4. He thinks the market for a top pitcher will decrease like other free agents have seen this year

I suspect it's a little bit of #2 and #3.

Any other possibilities?
Pistol - Saturday, January 11 2003 @ 01:27 PM EST (#99568) #
Since JP is looking for another Stutze-ish player, what's the possibility that either Rick Helling or Ismael Valdes are brought in for one year/$1 million?

Neyer had a column on the remaining free agents (linked in the homepage) and those were the 2 pitchers that seemed to fit the bill.
Coach - Saturday, January 11 2003 @ 01:57 PM EST (#99569) #
Pistol, no need to offer Doc an extension; maintaining flexibility on as many contracts as possible for as long as possible (your #3) seems to be right alongside OBP in J.P.'s philosophy. It would really just make us fans feel better, and it's hard to determine whether it would save much money (your #2) in the long run, as baseball's economic upheaval is such a recent phenomenon. Going to an actual arbitration hearing, and the necessary rhetoric that entails, could affect the relationship, but as long as both sides can agree on acceptable one-year salaries, there's no reason to be concerned. By 2005, Halladay's value will be well established (presumably near the top of whatever the pay scale may be; i.e. your #4) and both the team and the player will face more difficult decisions.

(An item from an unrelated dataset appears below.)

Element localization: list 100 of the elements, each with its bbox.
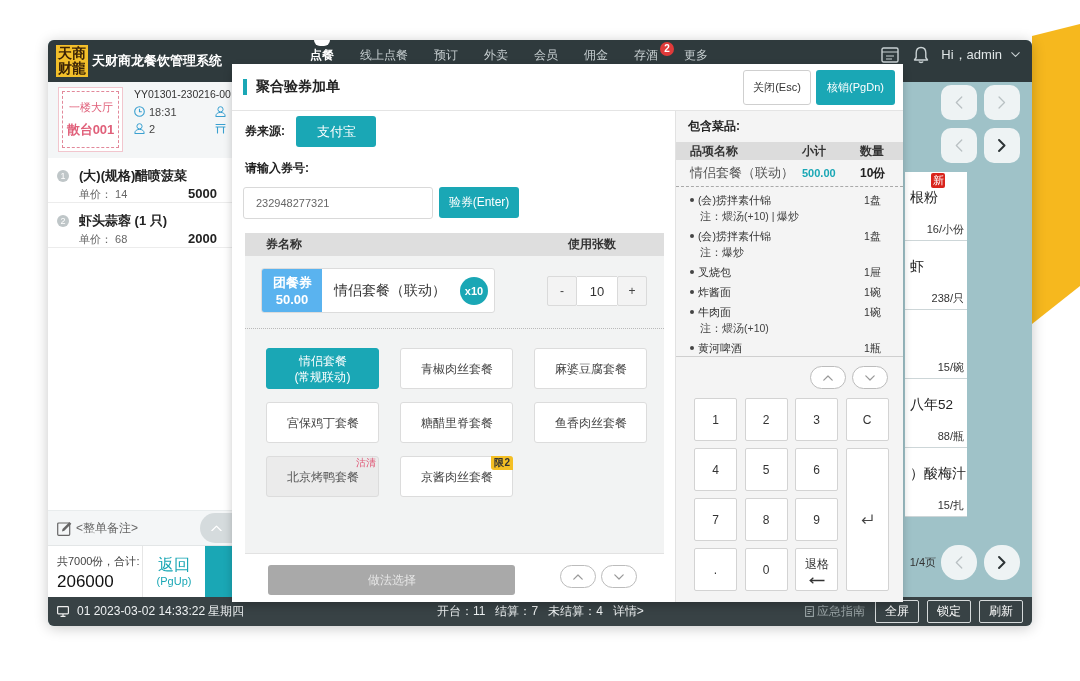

I'm resisting the urge to say the "C" word again; OK, before this market Correction, I would have guessed a minimum of two years and $5 MM for Valdes, who I think is an underestimated pitcher. Now, it's unlikely he'll get anywhere near that. A lot depends on whether he and his advisors -- the same applies to Helling and other available FA -- accept one year and try their luck again next winter, or wait, in hope of a last-minute buying frenzy. Once a player decides to sign for his "new" (reduced) value, he can get it anywhere, and the situation becomes important -- contending team or also-ran, job descrition, and so on. So I can't make a specific prediction, but another innings-eater won't cost much, and if the Jays do better than my guesses with their five arbitration cases, the guys you and Neyer mention are solid possibilities.
_R Billie - Saturday, January 11 2003 @ 02:30 PM EST (#99570) #
Well think of it this way...if the Jays give Roy a four year deal now, they buy out his arbitration years but only one free agent year. If they wait a year and do three and an option, they have Roy until 2006 at least...enough to keep him for a serious run at contention.